Oracle12c RAC检测脚本

背景:oracle12c rac偶尔会有奇奇怪怪的问题,自己对这套集群架构也不是特别懂,主要在devops优维平台的自定义采集那里做了三个脚本做检测(ASM磁盘容量检测、集群心跳检测、集群状态检测):

1、ASM占用检测:

#!/usr/bin/python
# _*_coding: utf-8_*_
import cx_Oracle
import socket
import subprocess
import json
import platform
def oraclesql(cursor):
    #这里我们使用python的open方法打开文件并读取文件内容作为SQL语句执行
    #可使用绝对路径或相对路径
    fp=open('/home/oracle/scripts/asm_check.sql','r')
    fp1=fp.read()
    cursor.execute(fp1)
    data=cursor.fetchall()
    return data

if __name__=="__main__":
    oracle_data = {
        "ipaddress": ipaddress,
        "username": username,
        "password": password, 
        "port": port,
        "tnsname": tnsname
    }
    info_list4=[]
    #这里我们利用Python的异常处理来捕获异常,具体用法请参考文章开始提到的教程
    try:
        db = cx_Oracle.connect(oracle_data['username']+'/'+oracle_data['password']+'@'+oracle_data['ipaddress']+':'+oracle_data['port']+'/'+oracle_data['tnsname'])        
    except Exception as e:
        content= (oracle_data['tnsname']+' is Unreachable,The reason is '+ str(e)).strip()
        print (content)
    else:
        cursor = db.cursor()
        data=oraclesql(cursor)
        cursor.close()
        db.close()
        
        for asm_info in data:
            vals = {
                "storage_name": asm_info[1],
                "TOTAL_GB":asm_info[2],
                "FREE_GB":asm_info[3],
                "used_percent":asm_info[4]
            }
            dims = {
                "data_name": "oracle12c_asm_check",
            }
            info_list4.append(
                {
                    "vals": vals,
                    "dims": dims 
                }
            )
        print json.dumps(info_list4) 

注意:

1、devops平台自定义采集当然要提前设置好代码里面的参数(username,host,port等,我上面脚本是要传参数的,因为是集群,我这里只连接一个节点执行sql就行了)

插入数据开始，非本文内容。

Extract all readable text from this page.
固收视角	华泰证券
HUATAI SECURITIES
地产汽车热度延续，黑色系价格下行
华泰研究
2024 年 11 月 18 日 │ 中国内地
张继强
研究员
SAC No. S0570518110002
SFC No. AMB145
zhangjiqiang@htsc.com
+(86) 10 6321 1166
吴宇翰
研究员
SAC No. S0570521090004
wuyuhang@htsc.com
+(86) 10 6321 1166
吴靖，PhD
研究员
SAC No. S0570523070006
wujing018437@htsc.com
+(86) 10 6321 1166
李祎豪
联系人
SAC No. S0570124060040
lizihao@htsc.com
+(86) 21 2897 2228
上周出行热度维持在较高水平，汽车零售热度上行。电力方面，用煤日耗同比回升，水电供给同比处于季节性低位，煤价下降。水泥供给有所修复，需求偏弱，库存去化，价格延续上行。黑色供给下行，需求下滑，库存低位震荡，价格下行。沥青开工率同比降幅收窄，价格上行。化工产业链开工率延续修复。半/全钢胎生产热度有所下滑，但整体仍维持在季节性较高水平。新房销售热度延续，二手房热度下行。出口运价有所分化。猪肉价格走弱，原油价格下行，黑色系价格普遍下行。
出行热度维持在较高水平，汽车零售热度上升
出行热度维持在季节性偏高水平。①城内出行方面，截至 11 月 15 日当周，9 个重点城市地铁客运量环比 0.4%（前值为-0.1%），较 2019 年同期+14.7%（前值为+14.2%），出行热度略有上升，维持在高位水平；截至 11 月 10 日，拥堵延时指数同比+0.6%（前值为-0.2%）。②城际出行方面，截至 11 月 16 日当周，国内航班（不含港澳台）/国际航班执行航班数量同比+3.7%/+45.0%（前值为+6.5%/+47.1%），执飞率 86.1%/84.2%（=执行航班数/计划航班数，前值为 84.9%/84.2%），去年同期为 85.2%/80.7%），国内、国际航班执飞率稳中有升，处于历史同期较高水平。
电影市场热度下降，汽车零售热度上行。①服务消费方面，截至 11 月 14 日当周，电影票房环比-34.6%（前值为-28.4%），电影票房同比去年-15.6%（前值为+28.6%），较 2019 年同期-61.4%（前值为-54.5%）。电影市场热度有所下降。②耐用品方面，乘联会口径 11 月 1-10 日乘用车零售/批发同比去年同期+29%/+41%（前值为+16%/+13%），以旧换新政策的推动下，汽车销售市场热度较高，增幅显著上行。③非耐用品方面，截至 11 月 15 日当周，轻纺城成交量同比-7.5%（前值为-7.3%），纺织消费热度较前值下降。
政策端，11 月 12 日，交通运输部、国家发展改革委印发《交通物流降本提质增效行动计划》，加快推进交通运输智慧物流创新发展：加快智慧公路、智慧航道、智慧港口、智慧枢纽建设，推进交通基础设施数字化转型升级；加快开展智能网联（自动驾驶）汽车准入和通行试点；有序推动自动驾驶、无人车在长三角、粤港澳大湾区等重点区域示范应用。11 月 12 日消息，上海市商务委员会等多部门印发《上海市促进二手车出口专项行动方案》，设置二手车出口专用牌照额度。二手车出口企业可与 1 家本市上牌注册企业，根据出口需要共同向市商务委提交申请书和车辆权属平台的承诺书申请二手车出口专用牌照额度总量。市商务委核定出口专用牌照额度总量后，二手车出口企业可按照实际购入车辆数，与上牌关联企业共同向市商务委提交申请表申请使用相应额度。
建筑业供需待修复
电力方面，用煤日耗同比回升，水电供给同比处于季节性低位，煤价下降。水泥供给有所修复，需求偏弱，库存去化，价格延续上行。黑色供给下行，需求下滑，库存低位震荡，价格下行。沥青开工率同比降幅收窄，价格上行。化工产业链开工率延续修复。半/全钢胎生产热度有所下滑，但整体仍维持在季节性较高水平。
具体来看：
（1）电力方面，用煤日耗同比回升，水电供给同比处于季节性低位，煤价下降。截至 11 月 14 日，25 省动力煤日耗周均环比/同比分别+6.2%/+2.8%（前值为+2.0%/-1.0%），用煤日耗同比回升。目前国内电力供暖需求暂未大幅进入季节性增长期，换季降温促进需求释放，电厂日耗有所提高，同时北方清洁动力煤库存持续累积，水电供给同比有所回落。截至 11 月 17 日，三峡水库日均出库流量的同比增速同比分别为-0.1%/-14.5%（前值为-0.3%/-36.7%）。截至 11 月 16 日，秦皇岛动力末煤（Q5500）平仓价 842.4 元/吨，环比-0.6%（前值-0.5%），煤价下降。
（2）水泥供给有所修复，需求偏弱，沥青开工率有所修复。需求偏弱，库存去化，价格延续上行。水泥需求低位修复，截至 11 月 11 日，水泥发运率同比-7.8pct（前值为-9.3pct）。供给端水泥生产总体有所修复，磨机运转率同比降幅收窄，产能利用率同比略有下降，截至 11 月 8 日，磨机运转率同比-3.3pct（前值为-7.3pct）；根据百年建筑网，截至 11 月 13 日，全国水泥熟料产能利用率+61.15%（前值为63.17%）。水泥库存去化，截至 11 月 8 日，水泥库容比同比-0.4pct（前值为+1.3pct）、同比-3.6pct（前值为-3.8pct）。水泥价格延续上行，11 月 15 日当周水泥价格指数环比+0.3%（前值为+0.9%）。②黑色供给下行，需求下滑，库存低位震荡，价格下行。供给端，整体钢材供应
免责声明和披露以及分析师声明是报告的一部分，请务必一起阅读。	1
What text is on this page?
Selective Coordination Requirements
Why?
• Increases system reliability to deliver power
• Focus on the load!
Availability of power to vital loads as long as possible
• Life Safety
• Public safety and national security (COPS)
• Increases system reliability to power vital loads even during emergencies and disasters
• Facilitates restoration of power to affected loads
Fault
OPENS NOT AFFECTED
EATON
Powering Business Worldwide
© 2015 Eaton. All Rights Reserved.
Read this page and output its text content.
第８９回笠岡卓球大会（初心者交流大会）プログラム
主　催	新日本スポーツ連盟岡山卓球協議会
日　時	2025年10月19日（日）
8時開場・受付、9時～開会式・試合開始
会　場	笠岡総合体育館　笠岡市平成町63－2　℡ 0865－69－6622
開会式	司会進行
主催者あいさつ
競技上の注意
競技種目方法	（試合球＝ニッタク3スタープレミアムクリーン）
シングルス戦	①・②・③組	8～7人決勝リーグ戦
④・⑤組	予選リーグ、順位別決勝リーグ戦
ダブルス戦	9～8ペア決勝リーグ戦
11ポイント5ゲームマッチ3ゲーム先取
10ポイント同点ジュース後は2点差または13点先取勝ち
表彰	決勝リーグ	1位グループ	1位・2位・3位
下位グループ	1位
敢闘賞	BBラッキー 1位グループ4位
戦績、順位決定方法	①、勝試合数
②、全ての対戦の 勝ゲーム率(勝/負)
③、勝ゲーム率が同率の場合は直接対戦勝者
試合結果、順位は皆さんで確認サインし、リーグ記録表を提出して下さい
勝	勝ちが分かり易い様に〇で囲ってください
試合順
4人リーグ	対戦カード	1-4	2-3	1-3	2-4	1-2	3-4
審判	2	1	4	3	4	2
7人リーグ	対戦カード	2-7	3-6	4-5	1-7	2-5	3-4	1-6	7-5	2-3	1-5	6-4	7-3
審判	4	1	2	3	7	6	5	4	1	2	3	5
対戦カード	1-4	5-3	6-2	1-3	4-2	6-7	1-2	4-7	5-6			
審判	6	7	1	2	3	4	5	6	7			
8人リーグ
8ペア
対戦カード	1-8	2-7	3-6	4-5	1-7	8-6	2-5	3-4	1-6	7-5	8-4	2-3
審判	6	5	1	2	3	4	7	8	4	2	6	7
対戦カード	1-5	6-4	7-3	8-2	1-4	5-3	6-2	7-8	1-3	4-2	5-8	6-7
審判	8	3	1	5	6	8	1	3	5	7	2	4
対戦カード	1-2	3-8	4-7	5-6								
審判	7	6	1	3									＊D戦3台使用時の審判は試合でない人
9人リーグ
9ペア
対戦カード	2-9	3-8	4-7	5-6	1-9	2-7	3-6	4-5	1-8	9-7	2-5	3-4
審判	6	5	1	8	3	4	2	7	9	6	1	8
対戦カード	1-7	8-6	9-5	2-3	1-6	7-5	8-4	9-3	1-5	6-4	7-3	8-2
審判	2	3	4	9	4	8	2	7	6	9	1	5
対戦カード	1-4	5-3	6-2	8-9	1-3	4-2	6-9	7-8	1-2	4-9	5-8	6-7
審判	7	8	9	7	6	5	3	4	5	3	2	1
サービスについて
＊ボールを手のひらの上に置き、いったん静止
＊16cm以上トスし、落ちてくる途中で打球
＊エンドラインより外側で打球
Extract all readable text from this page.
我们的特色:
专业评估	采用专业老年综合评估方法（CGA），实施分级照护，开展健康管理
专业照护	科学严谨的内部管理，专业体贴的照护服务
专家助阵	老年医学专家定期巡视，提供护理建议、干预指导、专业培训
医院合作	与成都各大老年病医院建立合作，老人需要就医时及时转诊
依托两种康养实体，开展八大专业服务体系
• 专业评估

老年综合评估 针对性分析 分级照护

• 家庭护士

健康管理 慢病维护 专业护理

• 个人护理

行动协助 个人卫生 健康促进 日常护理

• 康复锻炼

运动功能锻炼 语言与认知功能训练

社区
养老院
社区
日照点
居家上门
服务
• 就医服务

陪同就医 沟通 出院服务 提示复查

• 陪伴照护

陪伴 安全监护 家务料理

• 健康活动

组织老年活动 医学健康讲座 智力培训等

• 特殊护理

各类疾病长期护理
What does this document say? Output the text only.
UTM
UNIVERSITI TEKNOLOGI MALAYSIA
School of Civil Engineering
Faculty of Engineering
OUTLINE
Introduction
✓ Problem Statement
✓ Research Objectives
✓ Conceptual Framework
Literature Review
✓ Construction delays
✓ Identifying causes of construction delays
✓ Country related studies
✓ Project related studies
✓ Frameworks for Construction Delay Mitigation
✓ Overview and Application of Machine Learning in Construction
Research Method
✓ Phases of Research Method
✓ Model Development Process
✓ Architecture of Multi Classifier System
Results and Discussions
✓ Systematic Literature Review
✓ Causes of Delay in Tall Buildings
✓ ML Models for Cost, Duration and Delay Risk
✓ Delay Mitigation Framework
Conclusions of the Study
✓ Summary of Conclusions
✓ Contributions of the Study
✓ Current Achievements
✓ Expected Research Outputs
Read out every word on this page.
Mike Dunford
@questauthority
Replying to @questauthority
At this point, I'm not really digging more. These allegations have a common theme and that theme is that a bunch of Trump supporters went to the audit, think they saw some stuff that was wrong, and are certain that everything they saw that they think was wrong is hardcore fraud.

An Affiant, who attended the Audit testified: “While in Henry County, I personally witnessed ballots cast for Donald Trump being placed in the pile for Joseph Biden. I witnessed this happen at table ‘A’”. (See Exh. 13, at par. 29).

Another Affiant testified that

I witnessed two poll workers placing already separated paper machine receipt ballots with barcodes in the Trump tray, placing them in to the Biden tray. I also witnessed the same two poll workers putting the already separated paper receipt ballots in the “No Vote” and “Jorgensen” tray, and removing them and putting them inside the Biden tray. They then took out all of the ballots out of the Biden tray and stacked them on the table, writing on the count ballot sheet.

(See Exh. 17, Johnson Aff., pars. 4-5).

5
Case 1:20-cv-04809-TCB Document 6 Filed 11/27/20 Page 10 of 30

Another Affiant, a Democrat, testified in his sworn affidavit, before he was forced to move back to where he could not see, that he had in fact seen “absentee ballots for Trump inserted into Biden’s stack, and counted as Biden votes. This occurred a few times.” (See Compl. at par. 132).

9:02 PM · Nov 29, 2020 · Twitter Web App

2、这里调用了/home/oracle/scripts/asm_check.sql的sql查询,查询asm容量,下面给出这个sql

sql最好进去oracle用户创建

[root@dbaas3 scripts]# cat asm_check.sql 
select group_number,name,total_mb/1024,free_mb/1024 , (1-free_mb/total_mb)*100 as "used%" from v$asm_diskgroup

2、心跳检测

#!/usr/local/easyops/python/bin/python
# encoding=utf-8
import socket
import subprocess
import json
import platform
import os,os.path,sys,commands,signal,time

dbaas = {
	"dbaas1": dbaas1,
	"dbaas2": dbaas2,
	"dbaas3": dbaas3
    }
  
def easyops_custom_output(dim_keys, values):
    res = {}
    res["dims"] = {k: values.pop(k) for k in dim_keys if k in values}
    res["vals"] = values
    return res

def run_cmd(cmd):
    (status,output) = commands.getstatusoutput("%s" %cmd)
    return status, output

#网络ping检测
def get_ping_status():
    ping_11_status = 0
    ping_12_status = 0
    ping_13_status = 0
    
    ping_status1,ping_output1 = run_cmd("ping -c 5 -w 5 " + dbaas['dbaas1'] +  " >> /dev/null")
    if ping_status1 != 0:
    	ping_11_status = 1
    
    ping_status2,ping_output2 = run_cmd("ping -c 5 -w 5 " + dbaas['dbaas2'] +  " >> /dev/null")
    if ping_status2 != 0:
    	ping_12_status = 2
        
    ping_status3,ping_output3 = run_cmd("ping -c 5 -w 5 " + dbaas['dbaas3'] +  " >> /dev/null")
    if ping_status3 != 0:
    	ping_13_status = 3
    return ping_11_status,ping_12_status,ping_13_status
            
def get_ping_info(data_name, dim_keys, ping_11_status, ping_12_status, ping_13_status):
    
    port_info = {
    	"data_name": data_name,
        "ping_11_status": ping_11_status,
        "ping_12_status": ping_12_status,
        "ping_13_status": ping_13_status
    }
    return easyops_custom_output(dim_keys, port_info)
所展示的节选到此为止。